With the oldest boomers already in their early- and mid-sixties, StatsCan says the number of seniors in Canada is rapidly increasing while the labour force is getting older.

Ten years ago, only 10 per cent of active workers were age 55 or older. By 2009, this group made up 17 per cent of the labour force. Projections suggest they will account for roughly one in four Canadian workers by 2021.

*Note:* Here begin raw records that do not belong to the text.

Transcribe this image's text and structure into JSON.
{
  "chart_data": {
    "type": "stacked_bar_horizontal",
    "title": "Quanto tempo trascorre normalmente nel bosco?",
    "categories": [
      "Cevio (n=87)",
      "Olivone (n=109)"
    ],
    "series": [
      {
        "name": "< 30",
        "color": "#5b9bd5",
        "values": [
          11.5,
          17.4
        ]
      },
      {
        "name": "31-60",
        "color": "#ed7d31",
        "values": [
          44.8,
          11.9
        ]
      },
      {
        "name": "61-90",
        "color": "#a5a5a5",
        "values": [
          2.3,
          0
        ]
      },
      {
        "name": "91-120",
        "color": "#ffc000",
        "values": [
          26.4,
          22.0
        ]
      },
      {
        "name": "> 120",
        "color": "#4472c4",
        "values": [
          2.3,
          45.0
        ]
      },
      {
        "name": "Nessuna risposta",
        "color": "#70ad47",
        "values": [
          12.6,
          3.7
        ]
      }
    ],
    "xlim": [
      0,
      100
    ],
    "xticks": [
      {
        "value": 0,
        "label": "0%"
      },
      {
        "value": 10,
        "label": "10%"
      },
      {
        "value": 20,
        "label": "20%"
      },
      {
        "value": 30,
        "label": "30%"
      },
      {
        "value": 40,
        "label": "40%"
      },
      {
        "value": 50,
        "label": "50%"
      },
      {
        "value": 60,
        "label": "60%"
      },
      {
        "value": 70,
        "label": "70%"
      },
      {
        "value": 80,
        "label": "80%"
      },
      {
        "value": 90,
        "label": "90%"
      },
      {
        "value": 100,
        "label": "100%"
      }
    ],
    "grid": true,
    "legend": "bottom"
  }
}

While StatsCan believes there will be a greater number of baby boomers working past the age of 65, there will also be a smaller proportion of younger people working to support them in their golden years.

By 2031, there will be fewer than three people in the labour force for every retired person, a ratio that has declined sharply over the baby boomers’ collective lifetime.

According to StatsCan, there were roughly six people working for every person who was retired in 1981, at a time when the youngest boomers were still making their way through high school and university.

Canada’s workforce will also become much more diverse as the baby boomers retire.

StatsCan says that about one-third of the labour force could be foreign born by 2031, extending long-running trends in employment diversity and immigration to Canada.

In 1991, fewer than one in five Canadian workers was born outside the country and only 10 per cent belonged to a visible minority group.

Fifteen years later, 21.5 per cent of the labour force was foreign born and 15 per cent of workers belonged to a visible minority group. StatsCan expects these numbers to jump to 32 per cent and 23 per cent, respectively, by 2031.